A medida que éste se alejaba, recordó a la Goya cuando era pequeña: ¿No se le metió en la sesera aprender a ordeñar las cabras? ¡Mecaguen la zagala de dios…! ¡Qué lista era…! Y cuánto ha llovido desde entonces… Pobre señora, que joven se nos fue. ¡Dios la tenga en su gloria! Y tan guapa… A guapa no la ganaba ninguna, a más que más, la Goya es la que más se le parece de las cuatro hijas que tuvo, aunque las otras no le andan a la zaga, no…
Poco después de agitar varias veces la mano para saludar a Francisco, la Goya se detuvo en seco. De pronto y a unos quince metros escasos, y apoyada sobre una puerta falsa, divisó lo que había venido a buscar. Algo que le pertenecía sólo a ella, algo que su madre le había regalado el mismo día que cumplió sus veinte años, algo que nadie debía profanar. A la Goya, en aquel momento, le quemaba la sangre, y le dolía su desesperanza. Repentinamente experimentó deseos de venganza. Estudió, incluso, el procedimiento aunque, ese fuera como someterse a su propio suicidio.
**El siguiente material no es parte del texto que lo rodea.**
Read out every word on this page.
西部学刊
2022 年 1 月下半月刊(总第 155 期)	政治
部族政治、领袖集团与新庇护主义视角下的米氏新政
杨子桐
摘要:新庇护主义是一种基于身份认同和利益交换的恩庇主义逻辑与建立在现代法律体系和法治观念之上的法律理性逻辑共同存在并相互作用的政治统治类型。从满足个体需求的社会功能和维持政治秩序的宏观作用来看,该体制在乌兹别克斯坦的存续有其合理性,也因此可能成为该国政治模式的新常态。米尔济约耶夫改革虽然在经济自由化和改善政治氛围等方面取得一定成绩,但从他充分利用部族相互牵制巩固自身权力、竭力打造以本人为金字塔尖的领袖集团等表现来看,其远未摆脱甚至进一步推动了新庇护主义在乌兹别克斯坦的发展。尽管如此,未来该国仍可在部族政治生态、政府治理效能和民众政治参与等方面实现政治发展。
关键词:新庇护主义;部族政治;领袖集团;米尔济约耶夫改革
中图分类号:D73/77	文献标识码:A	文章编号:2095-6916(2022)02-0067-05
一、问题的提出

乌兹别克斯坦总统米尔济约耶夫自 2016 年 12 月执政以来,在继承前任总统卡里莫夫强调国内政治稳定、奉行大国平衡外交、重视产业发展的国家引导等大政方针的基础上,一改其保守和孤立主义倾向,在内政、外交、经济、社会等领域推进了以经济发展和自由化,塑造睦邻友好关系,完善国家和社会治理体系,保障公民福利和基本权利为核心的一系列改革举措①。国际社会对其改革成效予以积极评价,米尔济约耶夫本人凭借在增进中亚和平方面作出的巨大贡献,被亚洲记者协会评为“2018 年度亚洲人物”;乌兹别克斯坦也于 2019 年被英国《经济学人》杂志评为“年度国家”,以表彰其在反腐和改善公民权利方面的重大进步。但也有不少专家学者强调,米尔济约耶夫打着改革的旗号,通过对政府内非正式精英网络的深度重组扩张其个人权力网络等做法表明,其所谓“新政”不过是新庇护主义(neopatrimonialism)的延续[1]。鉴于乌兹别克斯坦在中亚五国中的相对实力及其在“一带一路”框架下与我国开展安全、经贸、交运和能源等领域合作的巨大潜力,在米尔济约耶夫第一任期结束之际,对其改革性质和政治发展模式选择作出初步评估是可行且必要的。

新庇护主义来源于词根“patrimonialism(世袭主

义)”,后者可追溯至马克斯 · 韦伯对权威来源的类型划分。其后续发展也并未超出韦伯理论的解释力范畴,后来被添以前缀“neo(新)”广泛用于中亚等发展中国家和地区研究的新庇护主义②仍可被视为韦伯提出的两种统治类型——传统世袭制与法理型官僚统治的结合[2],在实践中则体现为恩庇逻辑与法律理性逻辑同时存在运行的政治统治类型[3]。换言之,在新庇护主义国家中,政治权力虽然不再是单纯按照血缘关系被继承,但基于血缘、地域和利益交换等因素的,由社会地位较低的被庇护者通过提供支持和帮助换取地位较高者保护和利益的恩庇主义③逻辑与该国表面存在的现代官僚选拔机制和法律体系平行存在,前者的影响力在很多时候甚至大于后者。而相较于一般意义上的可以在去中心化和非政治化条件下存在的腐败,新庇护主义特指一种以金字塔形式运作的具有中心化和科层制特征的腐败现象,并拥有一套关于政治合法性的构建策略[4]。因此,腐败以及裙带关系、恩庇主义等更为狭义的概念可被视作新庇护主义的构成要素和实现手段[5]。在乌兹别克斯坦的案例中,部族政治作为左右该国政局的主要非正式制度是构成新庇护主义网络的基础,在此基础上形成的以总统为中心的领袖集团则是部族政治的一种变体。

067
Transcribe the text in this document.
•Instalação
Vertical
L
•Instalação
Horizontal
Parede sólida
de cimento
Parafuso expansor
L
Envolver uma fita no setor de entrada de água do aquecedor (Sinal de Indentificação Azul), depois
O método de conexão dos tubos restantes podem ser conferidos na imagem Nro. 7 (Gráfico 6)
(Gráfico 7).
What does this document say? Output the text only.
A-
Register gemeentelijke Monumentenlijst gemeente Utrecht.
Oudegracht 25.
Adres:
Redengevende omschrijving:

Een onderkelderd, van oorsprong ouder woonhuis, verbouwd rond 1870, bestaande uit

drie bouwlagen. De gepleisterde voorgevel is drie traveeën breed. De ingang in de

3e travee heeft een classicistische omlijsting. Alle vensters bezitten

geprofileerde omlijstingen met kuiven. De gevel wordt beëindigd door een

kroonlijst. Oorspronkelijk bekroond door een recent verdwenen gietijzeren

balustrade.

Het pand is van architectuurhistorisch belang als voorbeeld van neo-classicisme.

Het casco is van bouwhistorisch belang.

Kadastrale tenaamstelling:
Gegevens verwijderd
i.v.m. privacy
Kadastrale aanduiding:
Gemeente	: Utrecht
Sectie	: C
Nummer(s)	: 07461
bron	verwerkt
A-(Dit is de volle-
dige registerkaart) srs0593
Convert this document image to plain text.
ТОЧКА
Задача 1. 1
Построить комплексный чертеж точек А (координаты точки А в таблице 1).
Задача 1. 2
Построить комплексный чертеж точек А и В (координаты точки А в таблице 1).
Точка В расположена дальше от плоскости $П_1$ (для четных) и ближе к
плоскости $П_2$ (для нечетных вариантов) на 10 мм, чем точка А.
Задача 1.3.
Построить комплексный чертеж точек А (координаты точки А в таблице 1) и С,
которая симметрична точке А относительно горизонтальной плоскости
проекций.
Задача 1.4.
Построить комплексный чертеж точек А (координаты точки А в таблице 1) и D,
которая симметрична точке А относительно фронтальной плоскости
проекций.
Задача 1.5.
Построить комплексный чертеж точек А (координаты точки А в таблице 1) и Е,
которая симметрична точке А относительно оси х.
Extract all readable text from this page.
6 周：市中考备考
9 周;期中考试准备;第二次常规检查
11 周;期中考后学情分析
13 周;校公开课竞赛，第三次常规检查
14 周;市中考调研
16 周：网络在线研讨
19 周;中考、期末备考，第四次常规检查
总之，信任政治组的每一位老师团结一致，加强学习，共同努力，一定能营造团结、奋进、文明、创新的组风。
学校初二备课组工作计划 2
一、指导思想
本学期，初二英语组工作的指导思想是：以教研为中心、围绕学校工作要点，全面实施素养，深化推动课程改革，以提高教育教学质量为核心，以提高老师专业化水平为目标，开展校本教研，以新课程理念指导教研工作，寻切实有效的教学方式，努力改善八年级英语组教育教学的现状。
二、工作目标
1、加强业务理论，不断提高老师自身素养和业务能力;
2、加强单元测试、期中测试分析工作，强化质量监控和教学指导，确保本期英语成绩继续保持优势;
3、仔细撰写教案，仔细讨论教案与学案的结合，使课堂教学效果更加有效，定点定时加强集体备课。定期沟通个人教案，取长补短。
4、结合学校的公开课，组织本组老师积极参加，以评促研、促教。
Justo desde la ventana de enfrente, Flora, la hija de la Santa, la vio alejarse empujando la bicicleta y murmurando.
-¡Ande con ojo, señorita Goya! ¡Ande con ojo…! Mañana mismo, esa bicicleta, estará de nuevo en mi puerta – masculló, por lo bajo, y sonrió con su habitual mueca. Mientras, desde la cama, la voz apremiante del señor Juan demandaba lo que, desde hacía algún tiempo, ella le daba a cambio de buenas pesetas.
La Goya avanzaba camino del monte. La ira y la impaciencia la llevaron a pedalear con mas fuerza su bicicleta que chirriaba a cada vuelta de las ruedas. Corría contra el viento, sumida en su rabia, y el aire penetraba en sus pulmones y se expandía por todo su cuerpo. Una pareja de la guardia civil pasó, junto a ella, mirándola. La saludaron: “Buenos días”, le dijeron. Pero ella no contestó. Se acordó de lo que tenía que hacer. Se hizo a un lado del camino y cortó por el cerro, hacia donde estaba saliendo el sol. Subió y bajó, cruzando campos pedregosos. Cuando llegó al borde del barranco era ya de día. Miró a lo lejos el cementerio. Su madre estaba allí, descansando en su tumba. Ya sin ningún despertar. Bajó de la bicicleta. Cerró los ojos, y la dejó caer barranco abajo, rodando y rodando.